A new official rendering of a future fighter by a Chinese aircraft manufacturer offers some insights into one of the People’s Liberation Army Air Force’s (PLAAF) prized development projects, although perhaps not in the actual details shown by the released design.
The concept design appeared in a video released Jan. 31 on AVIC’s WeChat channel, showing a formation of three apparently tailless, supersonic fighters flashing by a stationary camera high above the clouds. But the revealed design seems unlikely to produce a viable configuration, with mixed-and-matched features seemingly patterned after a J-20-style nose and wings, F-22-style caret inlets and leading edge root extensions and nonfuturistic, exposed engine nozzles.
For China’s state-owned AVIC, the release of the media itself may be the message. The sudden disclosure adds to a steady drumbeat of messaging about the long-term development project and the future of Chinese military aviation.
By any modern-day measure, China has made significant progress over the past 12 years, fielding the J-20A stealth fighter by the dozens, nearing completion of J-35 fighter development and delivering new variants of homegrown versions of the Russian Flanker series, as well as the locally developed J-10.
Such an accelerated modernization agenda seemed difficult to imagine when the J-20 was revealed in 2011. At the time, the PLAAF consisted mainly of a small number of fourth-generation J-10s, J-11s and much older JH-7s and J-8s, with each taking decades to usher into production.
With the H-20 stealth bomber due to enter service later this decade, Chinese officials are making it increasingly clear that they will continue to develop new generations of fighters.
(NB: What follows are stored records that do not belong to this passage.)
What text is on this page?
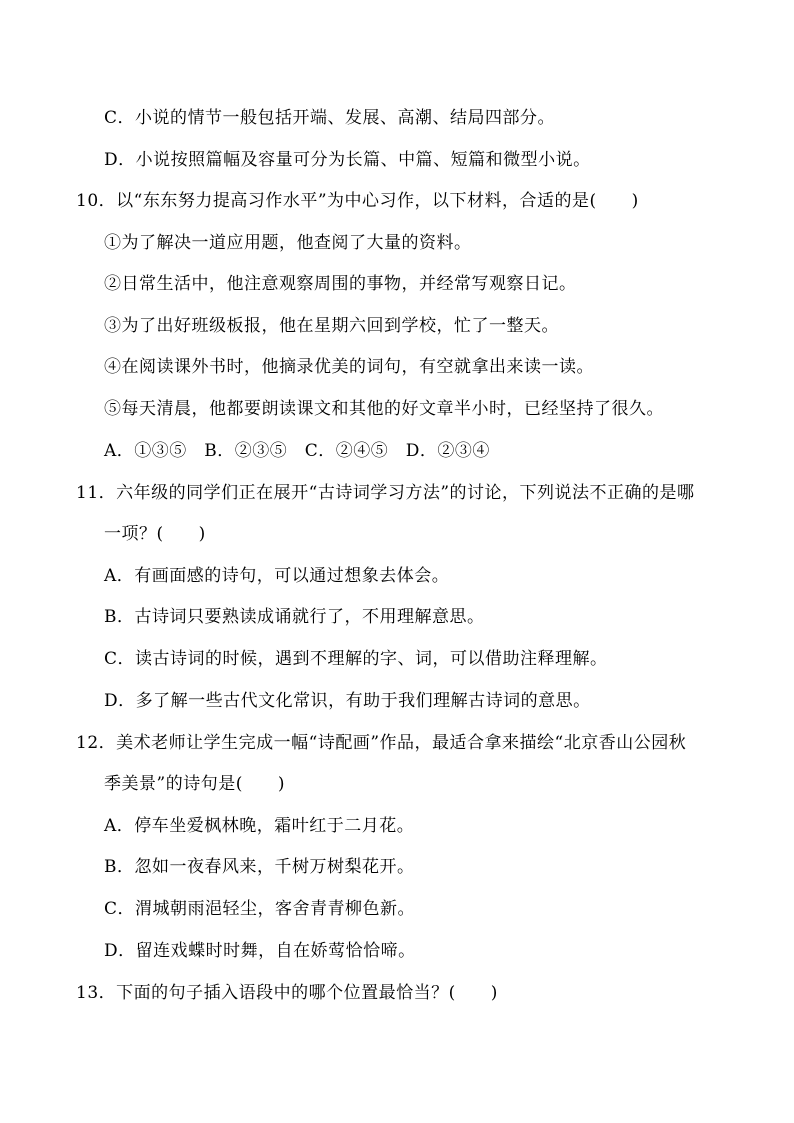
C．小说的情节一般包括开端、发展、高潮、结局四部分。
D．小说按照篇幅及容量可分为长篇、中篇、短篇和微型小说。
10．以“东东努力提高习作水平”为中心习作，以下材料，合适的是(　　)
①为了解决一道应用题，他查阅了大量的资料。
②日常生活中，他注意观察周围的事物，并经常写观察日记。
③为了出好班级板报，他在星期六回到学校，忙了一整天。
④在阅读课外书时，他摘录优美的词句，有空就拿出来读一读。
⑤每天清晨，他都要朗读课文和其他的好文章半小时，已经坚持了很久。
A．①③⑤　B．②③⑤　C．②④⑤　D．②③④
11．六年级的同学们正在展开“古诗词学习方法”的讨论，下列说法不正确的是哪
一项？(　　)
A．有画面感的诗句，可以通过想象去体会。
B．古诗词只要熟读成诵就行了，不用理解意思。
C．读古诗词的时候，遇到不理解的字、词，可以借助注释理解。
D．多了解一些古代文化常识，有助于我们理解古诗词的意思。
12．美术老师让学生完成一幅“诗配画”作品，最适合拿来描绘“北京香山公园秋
季美景”的诗句是(　　)
A．停车坐爱枫林晚，霜叶红于二月花。
B．忽如一夜春风来，千树万树梨花开。
C．渭城朝雨浥轻尘，客舍青青柳色新。
D．留连戏蝶时时舞，自在娇莺恰恰啼。
13．下面的句子插入语段中的哪个位置最恰当？(　　)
Yang Wei, chief designer of the J-20, has hinted at plans for a seventh-generation fighter to follow a sixth-generation fighter. Speaking at the Zhuhai Air Show in November, Yang invoked the fifth-generation 20-, and 30-series, and promised future generational-level series.
“In addition to upgrading the J-20 in the 20 series aircraft, there will also be new developments, as people will eventually see members in the 30-, 40- and 50-series aircraft,” Global Times quoted Yang as saying on Nov. 7.
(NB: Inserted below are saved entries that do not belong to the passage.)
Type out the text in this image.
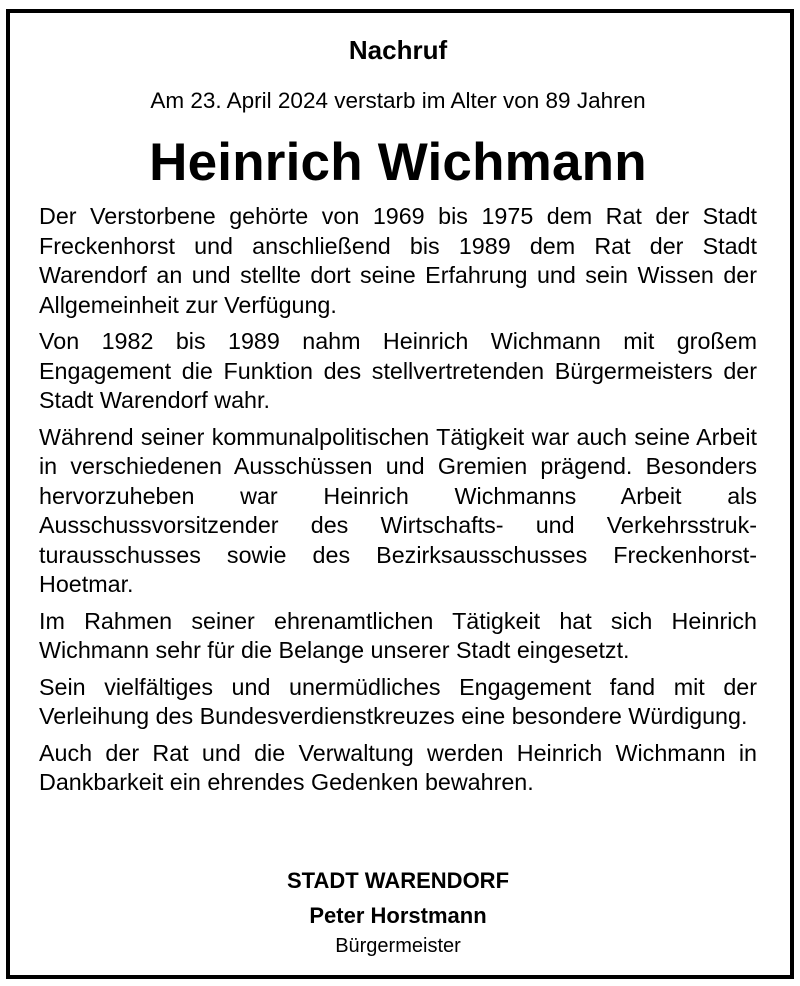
Nachruf

Am 23. April 2024 verstarb im Alter von 89 Jahren

Heinrich Wichmann

Der Verstorbene gehörte von 1969 bis 1975 dem Rat der Stadt Freckenhorst und anschließend bis 1989 dem Rat der Stadt Warendorf an und stellte dort seine Erfahrung und sein Wissen der Allgemeinheit zur Verfügung.

Von 1982 bis 1989 nahm Heinrich Wichmann mit großem Engagement die Funktion des stellvertretenden Bürgermeisters der Stadt Warendorf wahr.

Während seiner kommunalpolitischen Tätigkeit war auch seine Arbeit in verschiedenen Ausschüssen und Gremien prägend. Besonders hervorzuheben war Heinrich Wichmanns Arbeit als Ausschussvorsitzender des Wirtschafts- und Verkehrsstrukturausschusses sowie des Bezirksausschusses Freckenhorst-Hoetmar.

Im Rahmen seiner ehrenamtlichen Tätigkeit hat sich Heinrich Wichmann sehr für die Belange unserer Stadt eingesetzt.

Sein vielfältiges und unermüdliches Engagement fand mit der Verleihung des Bundesverdienstkreuzes eine besondere Würdigung.

Auch der Rat und die Verwaltung werden Heinrich Wichmann in Dankbarkeit ein ehrendes Gedenken bewahren.

STADT WARENDORF

Peter Horstmann

Bürgermeister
AVIC’s newly released concept design also follows broad trends, albeit not perhaps in the specific details. A tailless aircraft has consistently appeared in AVIC presentations and other visual clues of the sixth-generation fighter. In October 2021, for example, The War Zone website reported on new commercial satellite imagery, which showed a tailless, J-20-sized fighter parked near a hangar at the Chengdu aircraft plant. The same AVIC-owned facility designed and produced the J-20. Three years earlier, a photo of a placard circulating on Chinese social media said that the Chengdu Aerospace Corp. had submitted eight proposals for the sixth-generation fighter design, of which four models had completed testing in a low-altitude wind tunnel.
China typically does not release schedule details about future weapon systems, but the sixth-generation fighter might be an exception. Wang Haifeng, chief designer at Chengdu, said in an interview that the Chinese goal is to field a new fighter by 2035.